Every day, I stare out my office window at this one weird little corner of the garden that backs up to the base of one of our deck supports. It’s kind of just a random little spot, and was always quite barren, and frankly, ugly. And it was stressing me out because I was staring at it every. damned. day. Something had to be done with it, and in a moment of inspiration, I thought: fairy garden! But…not just any old fairy garden. I wanted something that, when I glanced at it, would remind me (and the fairies) to take a moment and breath. The spot had stressed me out for so long that I wanted it to do the exact opposite once I was done with it.
But first–a little side story: when we initially moved into this 108-year-old house, and started excavating and working in the terribly neglected and overgrown garden, we unearthed quite a few interesting little archeological treasures.

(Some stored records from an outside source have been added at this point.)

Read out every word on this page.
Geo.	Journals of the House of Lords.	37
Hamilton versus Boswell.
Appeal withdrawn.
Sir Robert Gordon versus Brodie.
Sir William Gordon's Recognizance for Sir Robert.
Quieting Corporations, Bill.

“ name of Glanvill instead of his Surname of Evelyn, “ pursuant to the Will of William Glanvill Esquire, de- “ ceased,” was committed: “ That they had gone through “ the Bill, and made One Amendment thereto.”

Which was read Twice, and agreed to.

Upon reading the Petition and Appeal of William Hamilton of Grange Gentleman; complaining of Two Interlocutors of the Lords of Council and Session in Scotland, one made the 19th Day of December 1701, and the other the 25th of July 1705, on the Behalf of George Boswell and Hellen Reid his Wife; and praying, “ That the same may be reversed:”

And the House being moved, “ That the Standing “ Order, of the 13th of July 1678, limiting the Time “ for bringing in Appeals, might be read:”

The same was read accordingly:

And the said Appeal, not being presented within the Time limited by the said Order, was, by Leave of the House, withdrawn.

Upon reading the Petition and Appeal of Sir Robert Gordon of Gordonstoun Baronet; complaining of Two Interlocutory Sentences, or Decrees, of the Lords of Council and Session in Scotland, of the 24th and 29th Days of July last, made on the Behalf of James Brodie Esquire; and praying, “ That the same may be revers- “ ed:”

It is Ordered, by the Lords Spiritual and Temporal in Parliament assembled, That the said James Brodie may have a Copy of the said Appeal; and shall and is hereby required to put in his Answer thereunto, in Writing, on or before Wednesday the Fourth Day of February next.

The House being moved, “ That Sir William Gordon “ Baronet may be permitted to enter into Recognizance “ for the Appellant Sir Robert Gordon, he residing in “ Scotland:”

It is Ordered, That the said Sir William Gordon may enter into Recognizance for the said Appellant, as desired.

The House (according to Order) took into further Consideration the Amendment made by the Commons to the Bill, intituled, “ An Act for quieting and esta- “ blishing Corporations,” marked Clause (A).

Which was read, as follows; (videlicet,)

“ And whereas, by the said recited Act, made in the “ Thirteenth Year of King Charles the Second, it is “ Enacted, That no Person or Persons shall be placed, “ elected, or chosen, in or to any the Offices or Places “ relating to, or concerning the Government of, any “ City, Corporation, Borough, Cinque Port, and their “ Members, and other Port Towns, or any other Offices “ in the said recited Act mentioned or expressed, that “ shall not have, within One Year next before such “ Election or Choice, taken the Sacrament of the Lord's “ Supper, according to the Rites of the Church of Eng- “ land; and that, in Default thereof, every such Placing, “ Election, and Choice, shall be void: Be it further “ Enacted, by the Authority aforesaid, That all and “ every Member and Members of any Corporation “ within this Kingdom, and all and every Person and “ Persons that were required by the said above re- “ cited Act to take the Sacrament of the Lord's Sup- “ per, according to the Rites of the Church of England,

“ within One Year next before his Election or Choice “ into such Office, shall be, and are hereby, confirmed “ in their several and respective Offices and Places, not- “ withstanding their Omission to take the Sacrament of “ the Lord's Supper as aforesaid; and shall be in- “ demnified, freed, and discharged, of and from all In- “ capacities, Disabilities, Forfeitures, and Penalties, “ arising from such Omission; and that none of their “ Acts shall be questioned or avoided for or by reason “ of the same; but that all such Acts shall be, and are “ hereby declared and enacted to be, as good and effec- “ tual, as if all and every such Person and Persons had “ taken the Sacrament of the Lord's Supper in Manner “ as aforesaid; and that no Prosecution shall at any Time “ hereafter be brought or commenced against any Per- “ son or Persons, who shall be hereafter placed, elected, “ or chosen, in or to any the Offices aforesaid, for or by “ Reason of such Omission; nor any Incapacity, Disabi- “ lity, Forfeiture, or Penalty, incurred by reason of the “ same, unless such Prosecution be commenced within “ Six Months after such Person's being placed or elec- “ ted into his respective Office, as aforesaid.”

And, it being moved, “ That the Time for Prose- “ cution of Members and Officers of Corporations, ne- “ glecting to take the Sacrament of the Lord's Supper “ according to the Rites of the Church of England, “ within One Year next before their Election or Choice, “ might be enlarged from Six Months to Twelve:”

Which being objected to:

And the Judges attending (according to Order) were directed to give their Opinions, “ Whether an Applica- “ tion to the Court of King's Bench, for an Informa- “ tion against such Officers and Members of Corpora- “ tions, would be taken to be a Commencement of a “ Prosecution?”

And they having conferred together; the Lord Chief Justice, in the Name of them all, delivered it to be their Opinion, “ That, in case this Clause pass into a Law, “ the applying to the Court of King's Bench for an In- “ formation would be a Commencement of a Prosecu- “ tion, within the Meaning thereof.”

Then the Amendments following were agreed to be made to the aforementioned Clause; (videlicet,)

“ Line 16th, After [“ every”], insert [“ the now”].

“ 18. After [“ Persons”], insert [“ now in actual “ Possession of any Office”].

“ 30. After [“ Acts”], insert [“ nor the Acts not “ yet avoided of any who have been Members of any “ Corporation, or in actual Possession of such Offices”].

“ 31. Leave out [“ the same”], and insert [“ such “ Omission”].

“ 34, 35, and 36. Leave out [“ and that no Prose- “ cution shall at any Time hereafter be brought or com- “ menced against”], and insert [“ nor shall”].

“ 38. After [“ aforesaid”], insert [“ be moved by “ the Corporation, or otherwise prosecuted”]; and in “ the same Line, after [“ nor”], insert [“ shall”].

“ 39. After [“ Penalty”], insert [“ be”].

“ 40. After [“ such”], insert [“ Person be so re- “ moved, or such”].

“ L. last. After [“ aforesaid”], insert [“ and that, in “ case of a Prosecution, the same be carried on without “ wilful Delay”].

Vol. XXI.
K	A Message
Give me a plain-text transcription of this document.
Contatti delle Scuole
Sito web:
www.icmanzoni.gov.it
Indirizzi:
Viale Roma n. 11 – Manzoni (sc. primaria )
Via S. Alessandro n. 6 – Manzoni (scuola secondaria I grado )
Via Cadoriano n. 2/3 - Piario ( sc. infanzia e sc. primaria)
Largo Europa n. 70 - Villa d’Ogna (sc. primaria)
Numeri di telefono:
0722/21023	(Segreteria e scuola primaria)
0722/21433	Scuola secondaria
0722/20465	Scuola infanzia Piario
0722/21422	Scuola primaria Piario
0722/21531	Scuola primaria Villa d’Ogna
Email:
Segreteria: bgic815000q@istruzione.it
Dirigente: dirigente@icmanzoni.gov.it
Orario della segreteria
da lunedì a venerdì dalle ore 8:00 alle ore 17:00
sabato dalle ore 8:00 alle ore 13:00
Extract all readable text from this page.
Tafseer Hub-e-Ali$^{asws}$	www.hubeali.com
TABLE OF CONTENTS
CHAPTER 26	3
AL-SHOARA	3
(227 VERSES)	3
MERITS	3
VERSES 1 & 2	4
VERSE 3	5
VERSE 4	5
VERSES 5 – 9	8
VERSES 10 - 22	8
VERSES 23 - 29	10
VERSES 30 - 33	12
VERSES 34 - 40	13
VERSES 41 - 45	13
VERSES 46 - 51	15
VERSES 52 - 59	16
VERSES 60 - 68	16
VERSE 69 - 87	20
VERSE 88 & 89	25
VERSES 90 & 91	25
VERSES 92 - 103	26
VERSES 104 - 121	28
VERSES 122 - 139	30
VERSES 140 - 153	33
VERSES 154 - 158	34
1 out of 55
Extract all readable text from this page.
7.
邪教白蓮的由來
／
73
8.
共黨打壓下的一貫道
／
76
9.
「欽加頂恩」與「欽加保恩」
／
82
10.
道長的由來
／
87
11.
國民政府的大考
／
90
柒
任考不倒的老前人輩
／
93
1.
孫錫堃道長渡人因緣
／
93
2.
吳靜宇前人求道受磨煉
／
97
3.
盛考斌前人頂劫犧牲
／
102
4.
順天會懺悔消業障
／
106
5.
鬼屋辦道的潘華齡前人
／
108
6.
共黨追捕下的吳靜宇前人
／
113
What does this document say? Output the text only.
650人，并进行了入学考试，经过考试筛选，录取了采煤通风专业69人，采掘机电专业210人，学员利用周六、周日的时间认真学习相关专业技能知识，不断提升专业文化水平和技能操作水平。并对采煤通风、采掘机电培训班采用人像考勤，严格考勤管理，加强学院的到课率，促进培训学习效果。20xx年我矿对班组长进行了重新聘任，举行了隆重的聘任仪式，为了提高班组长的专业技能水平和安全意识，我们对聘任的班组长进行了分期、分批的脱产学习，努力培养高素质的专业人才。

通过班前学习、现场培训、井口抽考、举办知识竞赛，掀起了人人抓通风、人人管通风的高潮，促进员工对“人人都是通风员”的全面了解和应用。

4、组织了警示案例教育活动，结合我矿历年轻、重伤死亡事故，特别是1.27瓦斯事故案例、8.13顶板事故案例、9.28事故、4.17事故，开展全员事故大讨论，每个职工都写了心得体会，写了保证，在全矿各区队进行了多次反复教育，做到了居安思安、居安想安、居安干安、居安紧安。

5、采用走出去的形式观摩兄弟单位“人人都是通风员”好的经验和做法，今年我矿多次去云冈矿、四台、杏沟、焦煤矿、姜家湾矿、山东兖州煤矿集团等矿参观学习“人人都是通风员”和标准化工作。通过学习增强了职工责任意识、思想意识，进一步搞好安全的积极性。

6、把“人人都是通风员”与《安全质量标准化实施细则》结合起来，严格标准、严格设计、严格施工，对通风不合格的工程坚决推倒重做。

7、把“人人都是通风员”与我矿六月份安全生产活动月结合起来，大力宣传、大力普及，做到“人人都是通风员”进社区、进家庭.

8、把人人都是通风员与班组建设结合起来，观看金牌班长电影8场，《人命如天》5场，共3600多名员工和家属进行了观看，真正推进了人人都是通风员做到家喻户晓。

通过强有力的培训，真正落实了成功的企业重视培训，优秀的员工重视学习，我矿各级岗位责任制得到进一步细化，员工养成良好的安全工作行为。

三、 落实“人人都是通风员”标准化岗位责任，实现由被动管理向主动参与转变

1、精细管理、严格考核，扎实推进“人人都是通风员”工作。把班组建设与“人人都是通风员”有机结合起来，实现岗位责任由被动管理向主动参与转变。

Old, rusty tin toys, lots of marbles, old-timey bottles (afterall, people used to bury their trash in the backyard), bits of hardware and pottery, and…most curious of all: a tiny, ceramic Laughing Buddha statue. What the what?!
I was completely enthralled with it. How on earth did it end up buried in my yard?!!! I knew then that I would use it somewhere in the garden, but he’s so small that I could just never really figure out where. Maybe that’s when the idea of a miniature Zen garden took root–it has just taken eight years for the right spot to present itself.
So I made him a proper little ‘altar’ of stacked flagstone (which made him very happy–you can tell):
The washi tape ‘prayer flags’ are my favorite.
A spiraled stone labyrinth is the perfect spot for fairies to walk and clear their tiny, fairy minds.
And no Zen garden is complete without some sand to rake, am I right? Also: miniature ‘stone’ lanterns. Come on. I had to get them. So cute.
I planted the area with plenty of lush Irish moss, a few dark euphorbia ‘trees’ (I love how they sort of look like Bonsai trees), some clumps of pink-flowering sea thrift, and a backdrop of bronze sedge grass. All this surrounded by a ‘moat’ of white gravel.
The only thing missing is an actual little water feature, which I will definitely have to add. The sound of running water always helps with that elusive sense of calm. And that not-so-elusive sense of having to run to the bathroom.